しかし、最初はコリーナと同じくかなり唖然としていた。
もう慣れてしまった。

「まず、エッグベアの肉は栄養値も低く、保存も出来ないのに・・・」

「仕方ないでしょ!リッドが全部食べたんだからー!」

軽く苛立ちを感じながら話に絡んでくる。
リッドの大食いには誰もが苦労しているのだ。
数日で、体格もリッドより大きいエッグベアを全て一人で完食してしまうほど。
ある意味それでも太らないのは不思議でもあり、うらやましかったりもした。
昔からだったので、キールもそれは知っている。
それでも、癖なのか、口が動いてしまう・・・



パチパチと焚き火が燃え上がる。
それを取り囲むように5人が座る。

「おー!うっめぇ!!」

空腹状態であるリッドが一気に肉に食べつく。
見ていると、確かにおいしそう。
でも、実物を見たあとでは何だか食べる気が出ない。
横を振り向くと、他の3人も普通に食べている。
自分だけ手が動かない。

「どうしたの?コリーナ。」

「あ・・・実物をそのまま見ると・・・食べる気がなんかしなくて・・・です。
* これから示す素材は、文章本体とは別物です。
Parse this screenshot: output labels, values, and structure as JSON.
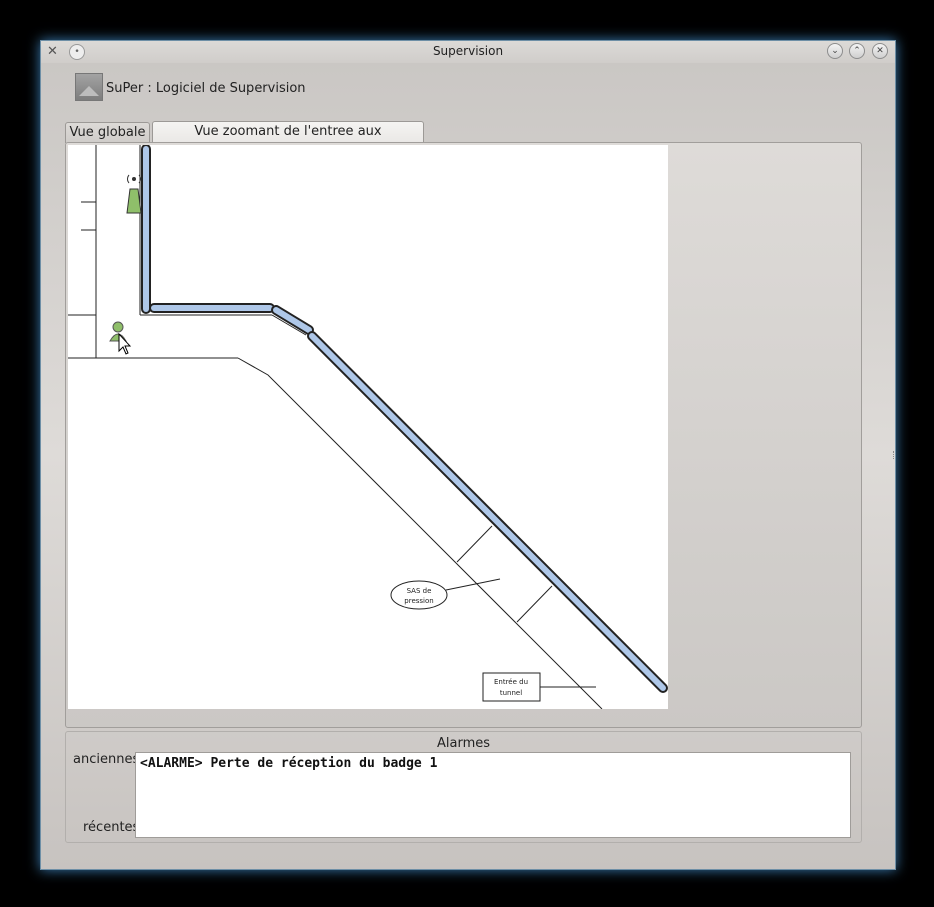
{
  "window": {
    "title": "Supervision"
  },
  "header": {
    "title": "SuPer : Logiciel de Supervision"
  },
  "tabs": [
    {
      "label": "Vue globale",
      "active": false
    },
    {
      "label": "Vue zoomant de l'entree aux dependances",
      "active": true
    }
  ],
  "map": {
    "labels": {
      "sas_line1": "SAS de",
      "sas_line2": "pression",
      "tunnel_line1": "Entrée du",
      "tunnel_line2": "tunnel"
    },
    "colors": {
      "pipe": "#aec7e8",
      "badge": "#8fbf6a"
    }
  },
  "alarms": {
    "title": "Alarmes",
    "older_label": "anciennes",
    "recent_label": "récentes",
    "messages": [
      "<ALARME> Perte de réception du badge 1"
    ]
  },
  "icons": {
    "app": "tools-icon",
    "menu": "circle-menu-icon",
    "minimize": "chevron-down-icon",
    "maximize": "chevron-up-icon",
    "close": "close-icon"
  }
}
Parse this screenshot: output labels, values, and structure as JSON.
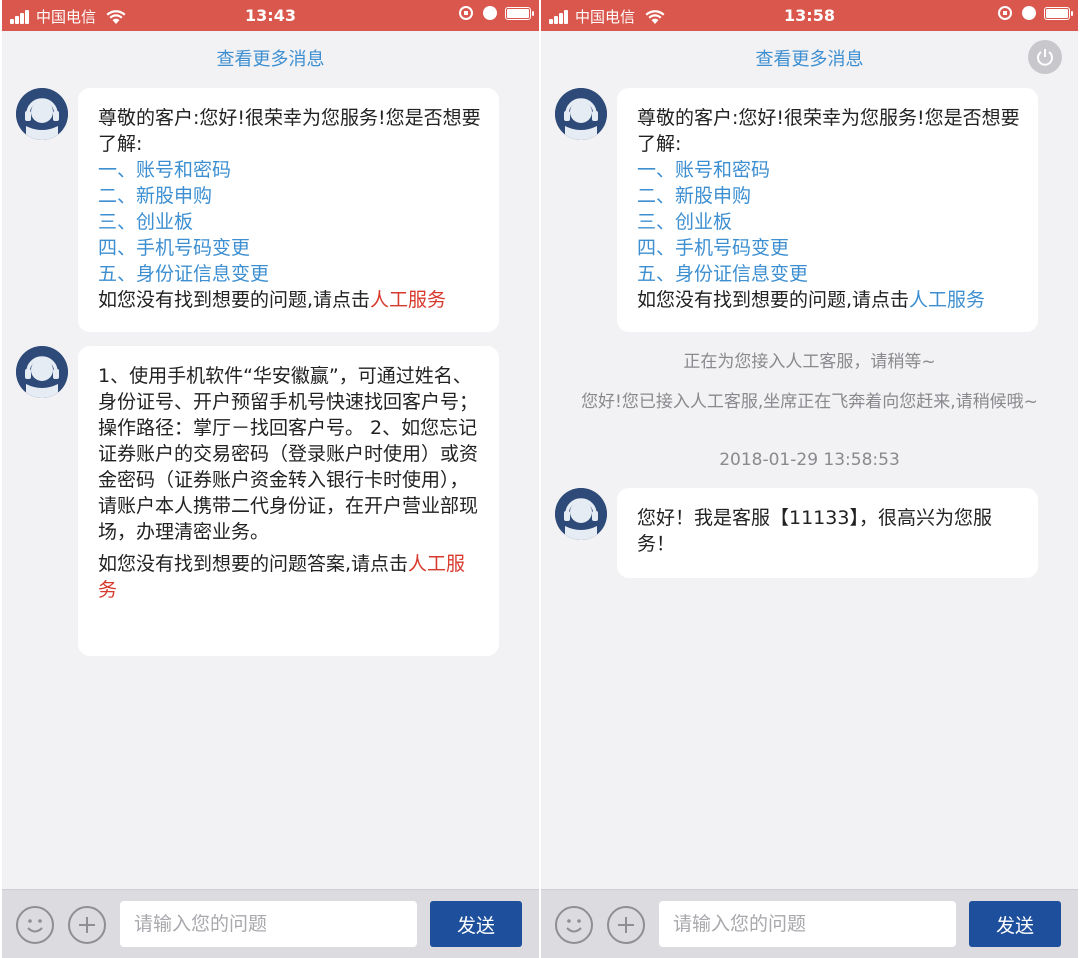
{
  "left": {
    "status": {
      "carrier": "中国电信",
      "time": "13:43"
    },
    "more_messages": "查看更多消息",
    "bubble1": {
      "greeting": "尊敬的客户:您好!很荣幸为您服务!您是否想要了解:",
      "options": [
        "一、账号和密码",
        "二、新股申购",
        "三、创业板",
        "四、手机号码变更",
        "五、身份证信息变更"
      ],
      "footer_prefix": "如您没有找到想要的问题,请点击",
      "footer_link": "人工服务"
    },
    "bubble2": {
      "answer": "1、使用手机软件“华安徽赢”，可通过姓名、身份证号、开户预留手机号快速找回客户号；操作路径：掌厅－找回客户号。 2、如您忘记证券账户的交易密码（登录账户时使用）或资金密码（证券账户资金转入银行卡时使用），请账户本人携带二代身份证，在开户营业部现场，办理清密业务。",
      "footer_prefix": "如您没有找到想要的问题答案,请点击",
      "footer_link": "人工服务"
    },
    "input": {
      "placeholder": "请输入您的问题",
      "send_label": "发送"
    }
  },
  "right": {
    "status": {
      "carrier": "中国电信",
      "time": "13:58"
    },
    "more_messages": "查看更多消息",
    "bubble1": {
      "greeting": "尊敬的客户:您好!很荣幸为您服务!您是否想要了解:",
      "options": [
        "一、账号和密码",
        "二、新股申购",
        "三、创业板",
        "四、手机号码变更",
        "五、身份证信息变更"
      ],
      "footer_prefix": "如您没有找到想要的问题,请点击",
      "footer_link": "人工服务"
    },
    "system_connecting": "正在为您接入人工客服，请稍等~",
    "system_connected": "您好!您已接入人工客服,坐席正在飞奔着向您赶来,请稍候哦~",
    "timestamp": "2018-01-29 13:58:53",
    "bubble2": {
      "text": "您好！我是客服【11133】，很高兴为您服务！"
    },
    "input": {
      "placeholder": "请输入您的问题",
      "send_label": "发送"
    }
  },
  "colors": {
    "status_bar": "#d9574c",
    "link_blue": "#3d8fd1",
    "link_red": "#d8392d",
    "send_button": "#1e4f9c"
  }
}
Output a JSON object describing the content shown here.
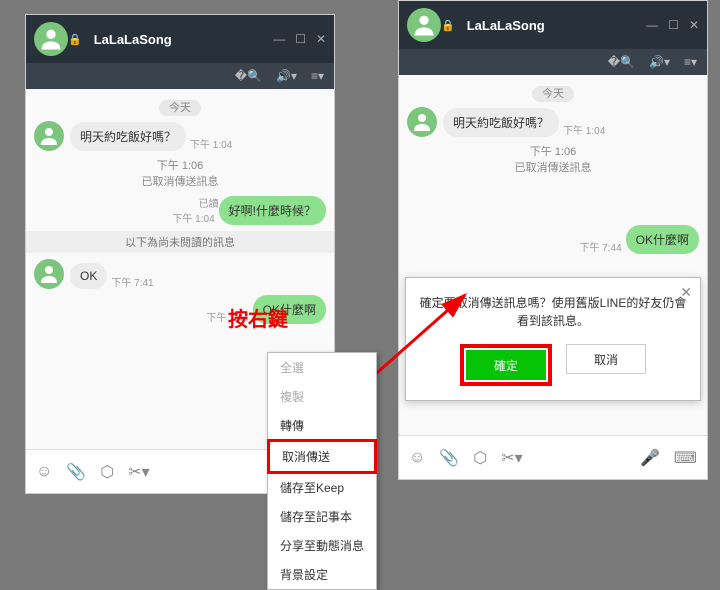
{
  "contact": {
    "name": "LaLaLaSong"
  },
  "date_label": "今天",
  "messages": {
    "m1": {
      "text": "明天約吃飯好嗎？",
      "time": "下午 1:04"
    },
    "unsent": {
      "time": "下午 1:06",
      "label": "已取消傳送訊息"
    },
    "m2": {
      "text": "好啊!什麼時候？",
      "time": "下午 1:04",
      "read": "已讀"
    },
    "unread_sep": "以下為尚未閱讀的訊息",
    "m3": {
      "text": "OK",
      "time": "下午 7:41"
    },
    "m4": {
      "text": "OK什麼啊",
      "time": "下午 7:44"
    },
    "m4b": {
      "text": "OK什麼啊",
      "time": "下午 7:44"
    }
  },
  "annotation": "按右鍵",
  "context_menu": {
    "select_all": "全選",
    "copy": "複製",
    "forward": "轉傳",
    "unsend": "取消傳送",
    "save_keep": "儲存至Keep",
    "save_note": "儲存至記事本",
    "share_timeline": "分享至動態消息",
    "bg_settings": "背景設定"
  },
  "dialog": {
    "message": "確定要取消傳送訊息嗎？使用舊版LINE的好友仍會看到該訊息。",
    "ok": "確定",
    "cancel": "取消"
  }
}
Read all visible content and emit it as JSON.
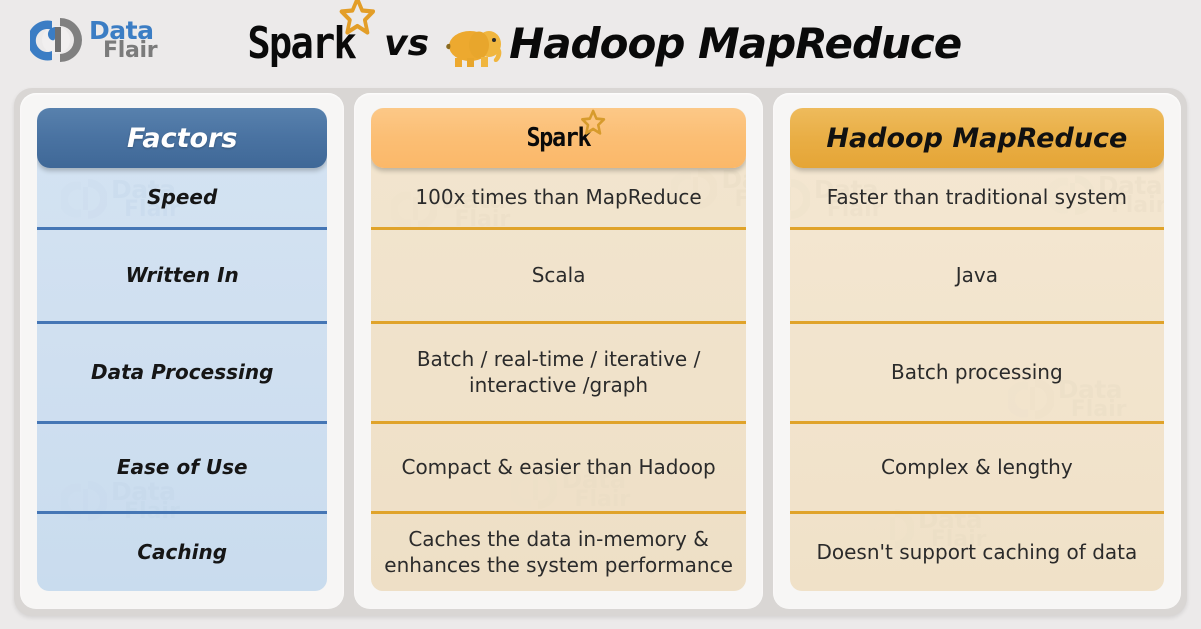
{
  "brand": {
    "name_top": "Data",
    "name_bottom": "Flair",
    "logo_icon": "dataflair-logo-icon",
    "blue": "#3b7dc4",
    "grey": "#7b7b7b"
  },
  "title": {
    "left_word": "Spark",
    "star_icon": "star-icon",
    "vs": "vs",
    "elephant_icon": "elephant-icon",
    "right_word": "Hadoop MapReduce"
  },
  "colors": {
    "factors_header": "#4a73a2",
    "factors_body": "#cfdff0",
    "factors_divider": "#4576b5",
    "spark_header": "#fbbe74",
    "spark_body": "#f0e2ca",
    "hadoop_header": "#e9ae45",
    "hadoop_body": "#f2e4cd",
    "divider_orange": "#e0a32a",
    "page_background": "#eceaea",
    "board_background": "#d9d6d4"
  },
  "watermark": {
    "top": "Data",
    "bottom": "Flair"
  },
  "table": {
    "columns": [
      {
        "key": "factors",
        "header": "Factors",
        "style": "blue"
      },
      {
        "key": "spark",
        "header": "Spark",
        "style": "orange-light",
        "icon": "star-icon"
      },
      {
        "key": "hadoop",
        "header": "Hadoop MapReduce",
        "style": "orange-dark"
      }
    ],
    "rows": [
      {
        "factor": "Speed",
        "spark": "100x times than MapReduce",
        "hadoop": "Faster than traditional system"
      },
      {
        "factor": "Written In",
        "spark": "Scala",
        "hadoop": "Java"
      },
      {
        "factor": "Data Processing",
        "spark": "Batch / real-time / iterative / interactive /graph",
        "hadoop": "Batch processing"
      },
      {
        "factor": "Ease of Use",
        "spark": "Compact & easier than Hadoop",
        "hadoop": "Complex & lengthy"
      },
      {
        "factor": "Caching",
        "spark": "Caches the data in-memory & enhances the system performance",
        "hadoop": "Doesn't support caching of data"
      }
    ]
  }
}
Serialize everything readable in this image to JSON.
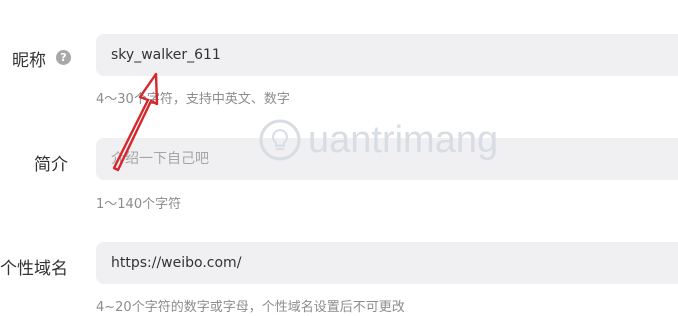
{
  "form": {
    "nickname": {
      "label": "昵称",
      "help_icon": "question-mark-icon",
      "value": "sky_walker_611",
      "hint": "4～30个字符，支持中英文、数字"
    },
    "bio": {
      "label": "简介",
      "placeholder": "介绍一下自己吧",
      "hint": "1～140个字符"
    },
    "domain": {
      "label": "个性域名",
      "value": "https://weibo.com/",
      "hint": "4~20个字符的数字或字母，个性域名设置后不可更改"
    }
  },
  "watermark": {
    "text": "uantrimang",
    "icon": "lightbulb-icon"
  },
  "colors": {
    "field_bg": "#f0f0f3",
    "hint": "#8c8c8c",
    "arrow": "#d6262c"
  }
}
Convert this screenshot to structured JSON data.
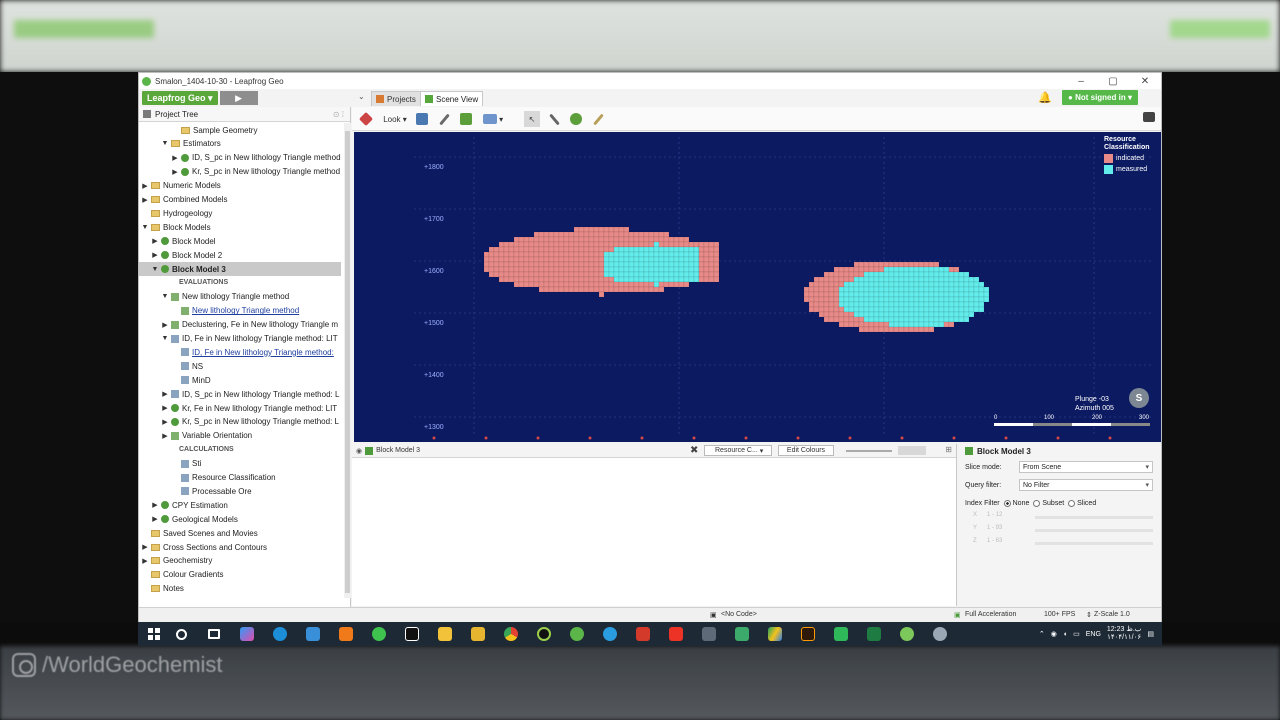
{
  "window": {
    "title": "Smalon_1404-10-30 - Leapfrog Geo",
    "brand": "Leapfrog Geo",
    "tabs": {
      "projects": "Projects",
      "scene": "Scene View"
    },
    "sign_in": "Not signed in"
  },
  "watermark": "/WorldGeochemist",
  "project_tree": {
    "title": "Project Tree",
    "rows": [
      {
        "label": "Sample Geometry",
        "indent": 3,
        "icon": "folder",
        "arrow": ""
      },
      {
        "label": "Estimators",
        "indent": 2,
        "icon": "folder",
        "arrow": "▼"
      },
      {
        "label": "ID, S_pc in New lithology Triangle method",
        "indent": 3,
        "icon": "estimator",
        "arrow": "▶"
      },
      {
        "label": "Kr, S_pc in New lithology Triangle method",
        "indent": 3,
        "icon": "estimator",
        "arrow": "▶"
      },
      {
        "label": "Numeric Models",
        "indent": 0,
        "icon": "folder",
        "arrow": "▶"
      },
      {
        "label": "Combined Models",
        "indent": 0,
        "icon": "folder",
        "arrow": "▶"
      },
      {
        "label": "Hydrogeology",
        "indent": 0,
        "icon": "folder",
        "arrow": ""
      },
      {
        "label": "Block Models",
        "indent": 0,
        "icon": "folder",
        "arrow": "▼"
      },
      {
        "label": "Block Model",
        "indent": 1,
        "icon": "block",
        "arrow": "▶"
      },
      {
        "label": "Block Model 2",
        "indent": 1,
        "icon": "block",
        "arrow": "▶"
      },
      {
        "label": "Block Model 3",
        "indent": 1,
        "icon": "block",
        "arrow": "▼",
        "selected": true
      },
      {
        "label": "EVALUATIONS",
        "indent": 3,
        "icon": "",
        "arrow": "",
        "header": true
      },
      {
        "label": "New lithology Triangle method",
        "indent": 2,
        "icon": "eval",
        "arrow": "▼"
      },
      {
        "label": "New lithology Triangle method",
        "indent": 3,
        "icon": "eval",
        "arrow": "",
        "link": true
      },
      {
        "label": "Declustering, Fe in New lithology Triangle m",
        "indent": 2,
        "icon": "eval",
        "arrow": "▶"
      },
      {
        "label": "ID, Fe in New lithology Triangle method: LIT",
        "indent": 2,
        "icon": "calc",
        "arrow": "▼"
      },
      {
        "label": "ID, Fe in New lithology Triangle method:",
        "indent": 3,
        "icon": "calc",
        "arrow": "",
        "link": true
      },
      {
        "label": "NS",
        "indent": 3,
        "icon": "calc",
        "arrow": ""
      },
      {
        "label": "MinD",
        "indent": 3,
        "icon": "calc",
        "arrow": ""
      },
      {
        "label": "ID, S_pc in New lithology Triangle method: L",
        "indent": 2,
        "icon": "calc",
        "arrow": "▶"
      },
      {
        "label": "Kr, Fe in New lithology Triangle method: LIT",
        "indent": 2,
        "icon": "estimator",
        "arrow": "▶"
      },
      {
        "label": "Kr, S_pc in New lithology Triangle method: L",
        "indent": 2,
        "icon": "estimator",
        "arrow": "▶"
      },
      {
        "label": "Variable Orientation",
        "indent": 2,
        "icon": "eval",
        "arrow": "▶"
      },
      {
        "label": "CALCULATIONS",
        "indent": 3,
        "icon": "",
        "arrow": "",
        "header": true
      },
      {
        "label": "Sti",
        "indent": 3,
        "icon": "calc",
        "arrow": ""
      },
      {
        "label": "Resource Classification",
        "indent": 3,
        "icon": "calc",
        "arrow": ""
      },
      {
        "label": "Processable Ore",
        "indent": 3,
        "icon": "calc",
        "arrow": ""
      },
      {
        "label": "CPY Estimation",
        "indent": 1,
        "icon": "block",
        "arrow": "▶"
      },
      {
        "label": "Geological Models",
        "indent": 1,
        "icon": "block",
        "arrow": "▶"
      },
      {
        "label": "Saved Scenes and Movies",
        "indent": 0,
        "icon": "folder",
        "arrow": ""
      },
      {
        "label": "Cross Sections and Contours",
        "indent": 0,
        "icon": "folder",
        "arrow": "▶"
      },
      {
        "label": "Geochemistry",
        "indent": 0,
        "icon": "folder",
        "arrow": "▶"
      },
      {
        "label": "Colour Gradients",
        "indent": 0,
        "icon": "folder",
        "arrow": ""
      },
      {
        "label": "Notes",
        "indent": 0,
        "icon": "folder",
        "arrow": ""
      }
    ]
  },
  "toolbar": {
    "look": "Look"
  },
  "viewport": {
    "elevations": [
      "+1800",
      "+1700",
      "+1600",
      "+1500",
      "+1400",
      "+1300"
    ],
    "legend": {
      "title": "Resource Classification",
      "items": [
        {
          "label": "indicated",
          "color": "#e88a88"
        },
        {
          "label": "measured",
          "color": "#62ecec"
        }
      ]
    },
    "plunge": "Plunge -03",
    "azimuth": "Azimuth 005",
    "scale": [
      "0",
      "100",
      "200",
      "300"
    ],
    "background": "#0c1a62"
  },
  "bottom_pane": {
    "title": "Block Model 3",
    "resource_select": "Resource C...",
    "edit_colours": "Edit Colours"
  },
  "properties": {
    "title": "Block Model 3",
    "slice_mode_label": "Slice mode:",
    "slice_mode_value": "From Scene",
    "query_filter_label": "Query filter:",
    "query_filter_value": "No Filter",
    "index_filter_label": "Index Filter",
    "index_options": [
      "None",
      "Subset",
      "Sliced"
    ],
    "dims": [
      {
        "axis": "X",
        "range": "1 - 12"
      },
      {
        "axis": "Y",
        "range": "1 - 93"
      },
      {
        "axis": "Z",
        "range": "1 - 63"
      }
    ]
  },
  "status": {
    "code": "<No Code>",
    "accel": "Full Acceleration",
    "fps": "100+ FPS",
    "zscale": "Z-Scale 1.0"
  },
  "taskbar": {
    "lang": "ENG",
    "time": "12:23 ب.ظ",
    "date": "۱۴۰۴/۱۱/۰۶"
  }
}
」

「深く考えすぎなんじゃねーの?気軽にいかねーと、体力もたないぜ?」

ある意味その通りだと二人はうなずく。
なにもかも嫌っていては、この旅はやってはいけない。
少し手が動かなかったが少し勇気を出して口に入れてみた。

ホントだ。おいしぃ―。



「そういえば、コリーナは一体どこにいくの?」

「あ・・・王都インフェリア辺りにいこうかなと思ってるです。」

「王都か、俺たちはモルルまでだから、それまで一緒でいいだろ。」

そう言って、体を少しずつ地面に倒した。
いつものようにただ、空を見つめあう。

「最近、空なんて見る余裕なかったなー・・・あの黒い雲から。」

「空?」

リッドにとっては、これが1番の休息だった。
流れる雲、飛び交う鳥。
全てが動いている。全てが生きている。

しばらくしていると、鞘から剣を取り出した。
使ってまだ数日。でも、少し血がついている。
その剣を空へと突きつけ、

父さん―。
勝手に形見の剣使ってごめん―。
でも、人助けだからさ。許してくれよ。―。



高々に、想いを伝えた。
どれだけ長い旅になるかも知らず。